L'« agent washing » désigne la pratique consistant à rebaptiser un chatbot, un assistant ou une automatisation à base de règles en « agent IA », sans l'autonomie ni l'orchestration qui en font vraiment un. Le terme compte, car le marché en est saturé : Gartner estime que, parmi les milliers de fournisseurs se réclamant de l'IA agentique, seuls quelque 130 construisent réellement quelque chose qui mérite ce label, et prévoit l'abandon de plus de 40 % des projets d'IA agentique d'ici la fin de 2027. Pour une entreprise qui achète un logiciel, la question pratique est simple : cette solution est-elle un vrai agent qui va abattre du travail, ou un chatbot repeint de neuf ? Ce guide vous donne le test de terrain.
Qu'est-ce que l'« agent washing » ?
L'agent washing est la version « IA » du greenwashing. Gartner a forgé l'expression dans ses prévisions de juin 2025 pour décrire les fournisseurs qui « alimentent le battage en pratiquant l'agent washing, c'est-à-dire en rebaptisant des produits existants tels que des assistants IA, de l'automatisation robotisée des processus (RPA) et des chatbots, sans capacités agentiques substantielles ».
La distinction tient à un seul mot : l'action. Un chatbot répond à une requête. Un assistant recherche et rédige. Un véritable agent reçoit un objectif, un accès à des outils et à des données, et une autonomie suffisante pour progresser vers un résultat, puis il passe à l'action. Comme le résumait une analyse de Forbes sur les données de Gartner : « une grande partie de ce qui est vendu comme un agent n'est en réalité qu'un chatbot avec de l'ambition ».
Il ne s'agit pas d'une querelle de terminologie pointilleuse. Cela change ce que vous achetez, ce que la solution peut vous rapporter et le niveau de gouvernance qu'elle exige. Nous avons tracé la frontière entre ces deux catégories dans Agent IA vs chatbot : quelle différence en 2026 ; l'agent washing, c'est ce qui se produit lorsqu'un fournisseur brouille cette frontière à dessein.

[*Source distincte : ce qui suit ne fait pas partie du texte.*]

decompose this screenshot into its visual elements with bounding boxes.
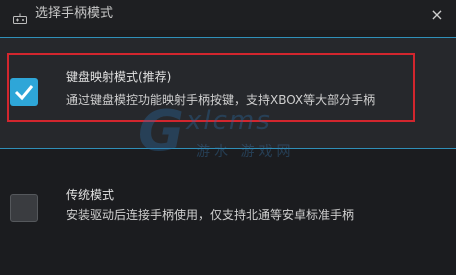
dialog-title: 选择手柄模式 [35,6,114,21]
keyboard-mapping-checkbox[interactable] [10,78,38,106]
check-icon [14,85,34,101]
option-title: 传统模式 [66,188,115,202]
option-title: 键盘映射模式(推荐) [66,70,172,84]
close-button[interactable]: × [428,6,446,24]
title-bar: 选择手柄模式 × [0,0,456,30]
gamepad-icon [13,9,27,24]
option-description: 通过键盘模控功能映射手柄按键，支持XBOX等大部分手柄 [66,93,376,107]
option-description: 安装驱动后连接手柄使用，仅支持北通等安卓标准手柄 [66,208,355,222]
traditional-checkbox[interactable] [10,194,38,222]
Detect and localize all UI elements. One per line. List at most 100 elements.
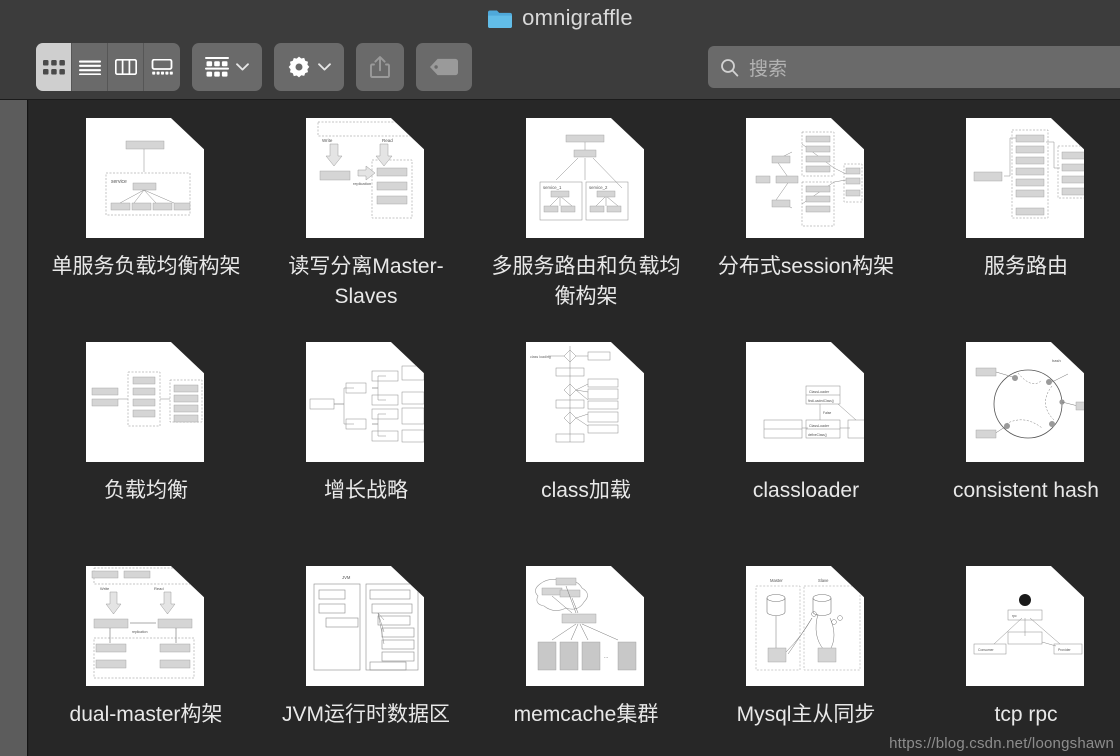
file-thumbnail[interactable]: ClassLoader findLoadedClass() ClassLoade… xyxy=(746,342,866,464)
chevron-down-icon xyxy=(318,63,331,71)
file-item[interactable]: service 单服务负载均衡构架 xyxy=(36,118,256,342)
class-loading-flow-diagram: class loading xyxy=(530,346,619,443)
document-icon xyxy=(86,342,204,462)
file-name: 多服务路由和负载均衡构架 xyxy=(491,255,681,309)
multi-service-routing-diagram: service_1 service_2 xyxy=(539,134,629,221)
svg-text:service: service xyxy=(111,179,127,185)
action-menu-button[interactable] xyxy=(274,43,344,91)
file-item[interactable]: rpc Consumer Provider tcp rpc xyxy=(916,566,1120,756)
file-item[interactable]: Master Slave Mysql主从同步 xyxy=(696,566,916,756)
document-icon: rpc Consumer Provider xyxy=(966,566,1084,686)
document-icon: Master Slave xyxy=(746,566,864,686)
file-thumbnail[interactable]: service xyxy=(86,118,206,240)
document-icon: service xyxy=(86,118,204,238)
svg-text:False: False xyxy=(823,411,831,415)
master-slaves-replication-diagram: Write Read replication xyxy=(317,121,413,219)
folder-icon xyxy=(488,10,513,28)
search-field[interactable]: 搜索 xyxy=(708,46,1120,88)
sidebar[interactable] xyxy=(0,100,28,756)
file-item[interactable]: Write Read replication 读写分离Master-Slaves xyxy=(256,118,476,342)
svg-text:service_1: service_1 xyxy=(543,185,562,190)
document-icon: ... xyxy=(526,566,644,686)
file-thumbnail[interactable] xyxy=(746,118,866,240)
file-thumbnail[interactable]: JVM xyxy=(306,566,426,688)
file-item[interactable]: ClassLoader findLoadedClass() ClassLoade… xyxy=(696,342,916,566)
svg-text:defineClass(): defineClass() xyxy=(808,433,827,437)
distributed-session-diagram xyxy=(755,131,863,227)
file-name: classloader xyxy=(752,479,860,502)
window-body: service 单服务负载均衡构架 Write Read replication… xyxy=(0,100,1120,756)
consistent-hash-ring-diagram: hash xyxy=(975,358,1084,439)
document-icon: ClassLoader findLoadedClass() ClassLoade… xyxy=(746,342,864,462)
dual-master-diagram: Write Read replication xyxy=(91,567,195,679)
view-mode-list-button[interactable] xyxy=(72,43,108,91)
svg-text:rpc: rpc xyxy=(1012,614,1017,618)
document-icon: class loading xyxy=(526,342,644,462)
file-thumbnail[interactable] xyxy=(966,118,1086,240)
file-item[interactable]: class loading class加载 xyxy=(476,342,696,566)
memcache-cluster-diagram: ... xyxy=(535,577,637,671)
group-by-button[interactable] xyxy=(192,43,262,91)
svg-text:Master: Master xyxy=(770,578,783,583)
document-icon: JVM xyxy=(306,566,424,686)
svg-text:findLoadedClass(): findLoadedClass() xyxy=(808,399,834,403)
file-name: memcache集群 xyxy=(513,703,659,726)
file-item[interactable]: service_1 service_2 多服务路由和负载均衡构架 xyxy=(476,118,696,342)
file-item[interactable]: 服务路由 xyxy=(916,118,1120,342)
file-name: class加载 xyxy=(541,479,631,502)
svg-text:hash: hash xyxy=(1052,358,1061,363)
load-balance-diagram xyxy=(91,371,203,427)
file-thumbnail[interactable]: Write Read replication xyxy=(86,566,206,688)
file-name: 服务路由 xyxy=(984,255,1068,278)
file-thumbnail[interactable]: class loading xyxy=(526,342,646,464)
view-mode-segmented-control[interactable] xyxy=(36,43,180,91)
mysql-replication-diagram: Master Slave xyxy=(755,578,861,671)
document-icon: Write Read replication xyxy=(86,566,204,686)
file-name: 增长战略 xyxy=(324,479,408,502)
view-mode-gallery-button[interactable] xyxy=(144,43,180,91)
file-thumbnail[interactable] xyxy=(306,342,426,464)
file-item[interactable]: 增长战略 xyxy=(256,342,476,566)
tag-icon xyxy=(430,58,458,76)
service-routing-diagram xyxy=(973,129,1084,219)
file-name: tcp rpc xyxy=(994,703,1058,726)
svg-text:Provider: Provider xyxy=(1058,648,1071,652)
window-title: omnigraffle xyxy=(522,5,633,30)
search-icon xyxy=(721,58,739,77)
file-item[interactable]: JVM JVM运行时数据区 xyxy=(256,566,476,756)
file-name: consistent hash xyxy=(953,479,1099,502)
file-thumbnail[interactable] xyxy=(86,342,206,464)
file-item[interactable]: 分布式session构架 xyxy=(696,118,916,342)
svg-text:JVM: JVM xyxy=(342,575,351,580)
view-mode-column-button[interactable] xyxy=(108,43,144,91)
document-icon: service_1 service_2 xyxy=(526,118,644,238)
document-icon: Write Read replication xyxy=(306,118,424,238)
file-item[interactable]: hash consistent hash xyxy=(916,342,1120,566)
file-thumbnail[interactable]: rpc Consumer Provider xyxy=(966,566,1086,688)
search-input[interactable]: 搜索 xyxy=(749,54,787,81)
list-icon xyxy=(78,60,101,75)
file-thumbnail[interactable]: hash xyxy=(966,342,1086,464)
file-name: 负载均衡 xyxy=(104,479,188,502)
svg-text:Read: Read xyxy=(154,586,164,591)
file-name: 分布式session构架 xyxy=(717,255,895,278)
file-thumbnail[interactable]: ... xyxy=(526,566,646,688)
single-service-load-balance-diagram: service xyxy=(105,140,191,216)
document-icon xyxy=(966,118,1084,238)
file-thumbnail[interactable]: Write Read replication xyxy=(306,118,426,240)
file-item[interactable]: 负载均衡 xyxy=(36,342,256,566)
file-thumbnail[interactable]: Master Slave xyxy=(746,566,866,688)
tag-button[interactable] xyxy=(416,43,472,91)
file-grid-area[interactable]: service 单服务负载均衡构架 Write Read replication… xyxy=(29,100,1120,756)
gear-icon xyxy=(288,56,310,78)
columns-icon xyxy=(114,59,137,75)
svg-text:ClassLoader: ClassLoader xyxy=(809,390,830,394)
file-item[interactable]: Write Read replication dual-master构架 xyxy=(36,566,256,756)
file-thumbnail[interactable]: service_1 service_2 xyxy=(526,118,646,240)
file-item[interactable]: ... memcache集群 xyxy=(476,566,696,756)
share-button[interactable] xyxy=(356,43,404,91)
grid-icon xyxy=(42,59,65,74)
view-mode-icon-button[interactable] xyxy=(36,43,72,91)
svg-text:service_2: service_2 xyxy=(589,185,608,190)
svg-text:ClassLoader: ClassLoader xyxy=(809,424,830,428)
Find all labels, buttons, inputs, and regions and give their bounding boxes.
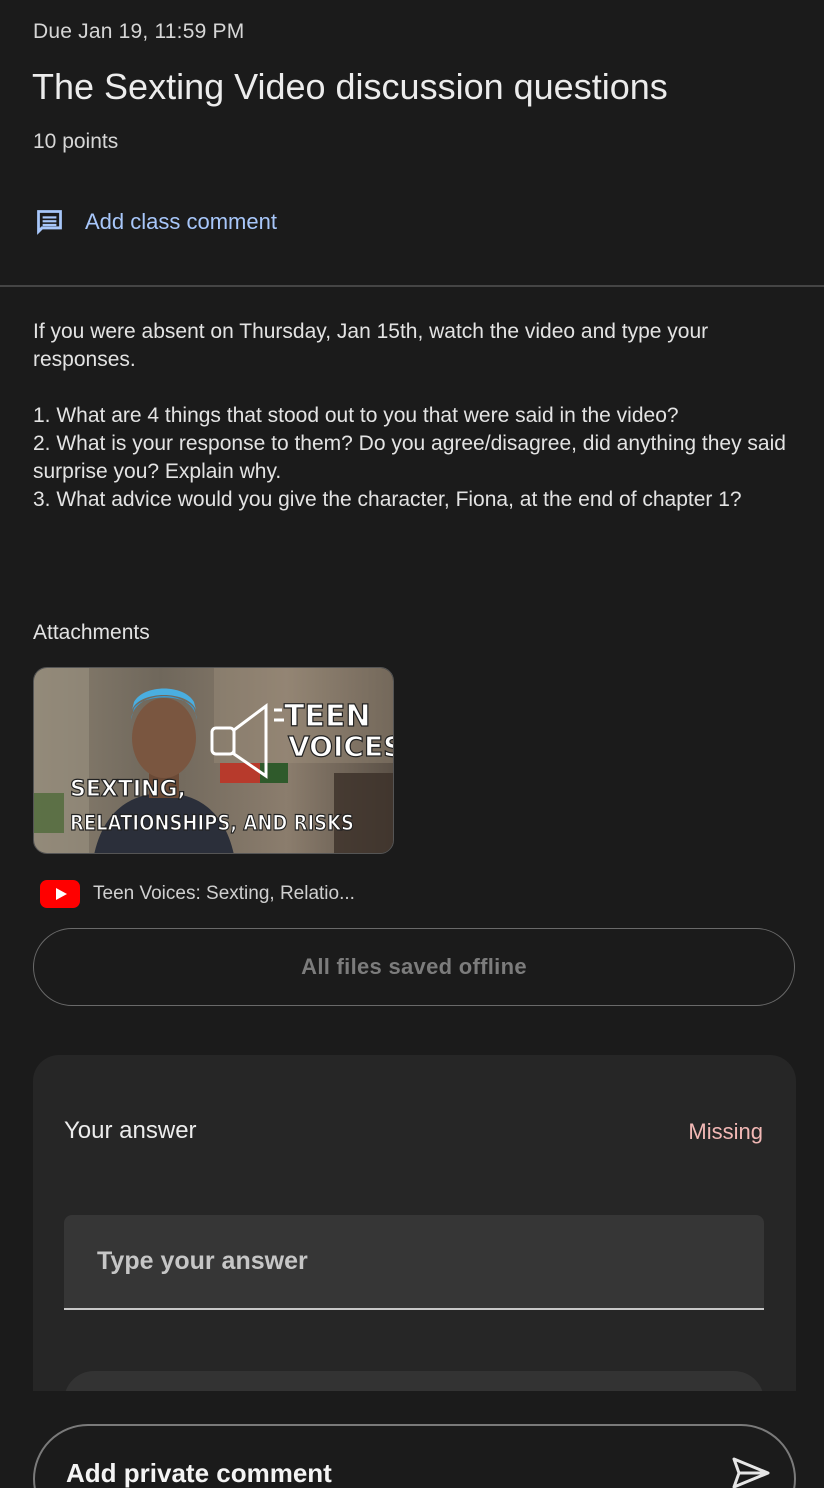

Pourquoi le label compte : les 40 % qui seront abandonnés
La vague d'abandons que prévoit Gartner ne tient pas à la faiblesse des modèles. Le cabinet a nommé trois causes : des coûts qui s'envolent, une valeur métier floue et des contrôles de risque inadéquats. Aucune de ces causes ne se règle avec un modèle de fondation plus intelligent. Placez le meilleur modèle du monde dans un projet sans résultat défini et sans responsable, et vous obtiendrez un échec plus éloquent, rien de plus.
Les données plus larges disent la même chose. L'initiative NANDA du MIT a constaté que 95 % des pilotes d'IA générative en entreprise n'ont dégagé aucun retour mesurable. L'évaluation de la catégorie menée par Forrester en 2026, intitulée « Companies Are Chasing, Few Are Catching », a établi qu'environ les trois quarts des entreprises adoptent l'IA agentique, mais qu'une infime minorité seulement l'exploite en production réelle. Le schéma est constant : la démo du pilote est magnifique, puis tout cale sur le dernier kilomètre, ingrat, de l'accès aux données, de l'intégration, de la responsabilité et d'un plan pour le jour où la solution déraille.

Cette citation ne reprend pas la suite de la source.